Pause playback using speaker IP address:

sonso --ip-address=192.168.1.2 --pause

Current options:

-i, --ip-address=ADDRESS    Connect using IP address or hostname of Sonos speaker.
-n, --name=NAME             Connect using name of Sonos Speaker. CaSe counts.
                              Ignored if IP address option is specified.
-d, --discover              List Sonos speakers on the network.
--uri=URI                   Play a URI. URI example:
                              "x-rincon-mp3radio://http://server/mp3path".
--nowplaying                Display current playback title.
--status                    Display current playback status.
--play                      Begin playback.
--pause                     Pause playback.
--previous                  Play previous item.
--next                      Play next item.

The –ip-address or –name must be supplied for all commands except –discover.

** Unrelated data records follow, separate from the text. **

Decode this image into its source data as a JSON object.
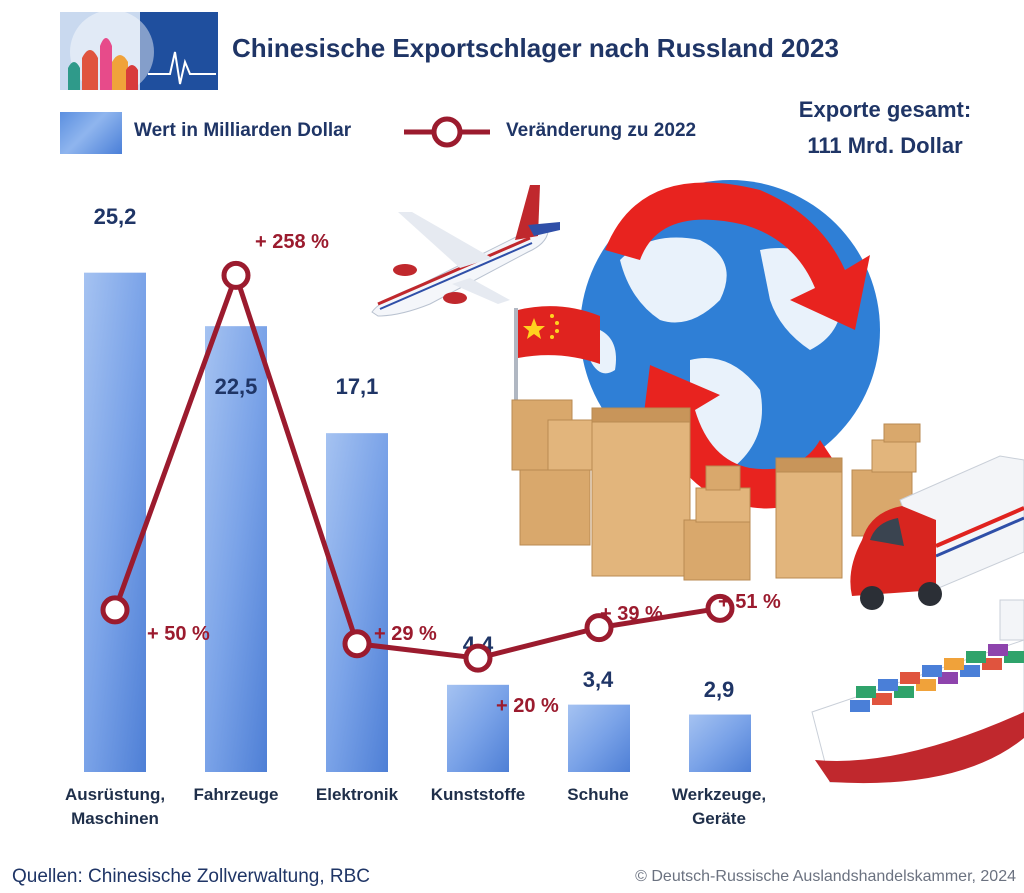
{
  "header": {
    "title": "Chinesische Exportschlager nach Russland 2023",
    "total_line1": "Exporte gesamt:",
    "total_line2": "111 Mrd. Dollar"
  },
  "legend": {
    "bar_label": "Wert in Milliarden Dollar",
    "line_label": "Veränderung zu 2022"
  },
  "footer": {
    "source": "Quellen: Chinesische Zollverwaltung, RBC",
    "copyright": "© Deutsch-Russische Auslandshandelskammer, 2024"
  },
  "colors": {
    "bar": "#4a7fd8",
    "line": "#9b1b2e",
    "text": "#1f3566"
  },
  "chart_data": {
    "type": "bar",
    "title": "Chinesische Exportschlager nach Russland 2023",
    "categories": [
      [
        "Ausrüstung,",
        "Maschinen"
      ],
      [
        "Fahrzeuge"
      ],
      [
        "Elektronik"
      ],
      [
        "Kunststoffe"
      ],
      [
        "Schuhe"
      ],
      [
        "Werkzeuge,",
        "Geräte"
      ]
    ],
    "series": [
      {
        "name": "Wert in Milliarden Dollar",
        "type": "bar",
        "values": [
          25.2,
          22.5,
          17.1,
          4.4,
          3.4,
          2.9
        ],
        "labels": [
          "25,2",
          "22,5",
          "17,1",
          "4,4",
          "3,4",
          "2,9"
        ]
      },
      {
        "name": "Veränderung zu 2022",
        "type": "line",
        "values": [
          50,
          258,
          29,
          20,
          39,
          51
        ],
        "labels": [
          "+ 50 %",
          "+ 258 %",
          "+ 29 %",
          "+ 20 %",
          "+ 39 %",
          "+ 51 %"
        ]
      }
    ],
    "ylim": [
      0,
      27
    ],
    "y2lim": [
      -6,
      280
    ],
    "grid": false,
    "legend": "top-left"
  }
}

Again, being new to Python, it could be better, errors are not handled well for invalid IP or URI. This script requires Python and the SoCo library installed.

Back to LIRC

Now that we have a working control of the speaker for the command line, LIRC/irexec can now be set up to issue the necessary commands.

4 unused remote buttons must be selected and identified. Since my play, pause, next, previous buttons were already being used by Kodi, I needed to pick other buttons. Since I’m using a programmable URC remote, any code can be assigned to the physical remote buttons.

In a terminal, run the command irw. Press buttons on the remote, irw will print out the LIRC button names. If it does not, LIRC may not be configured correctly. These names will be needed by irexec.

I chose the following buttons:

Remote Button "Audio", LIRC name "KEY_LANGUAGE"
Remote Button "My Radio, LIRC name "KEY_RADIO"
Remote Button "Print", LIRC name "KEY_PRINT"
Remote Button "Subtitle". LIRC name "KEY_TITLE"

With buttons identified, it’s just a matter of telling irexec what to do when they’re pressed. This is done via the irexec.lircrc  configuration file. It is located in /etc/lirc.

Here’s my irexec.lircrc:

begin
prog = irexec
button = KEY_LANGUAGE
config = /usr/local/bin/sonos --name=Theater --previous
end

begin
prog = irexec
button = KEY_RADIO
config = /usr/local/bin/sonos --name=Theater --next
end

begin
prog = irexec
button = KEY_PRINT
config = /usr/local/bin/sonos --name=Theater --play
end

begin
prog = irexec
button = KEY_TITLE
config = /usr/local/bin/sonos --name=Theater --pause
end

Its format is simple, set button equal to the LIRC button found by irw, set config to the program to execute. The irexe daemon needs to be restarted after modifying this file:

service irexec restart

At this point, the remote should now control Sonos. The sonos.py script is located in /usr/local/bin with a symbolic link from sonos to it.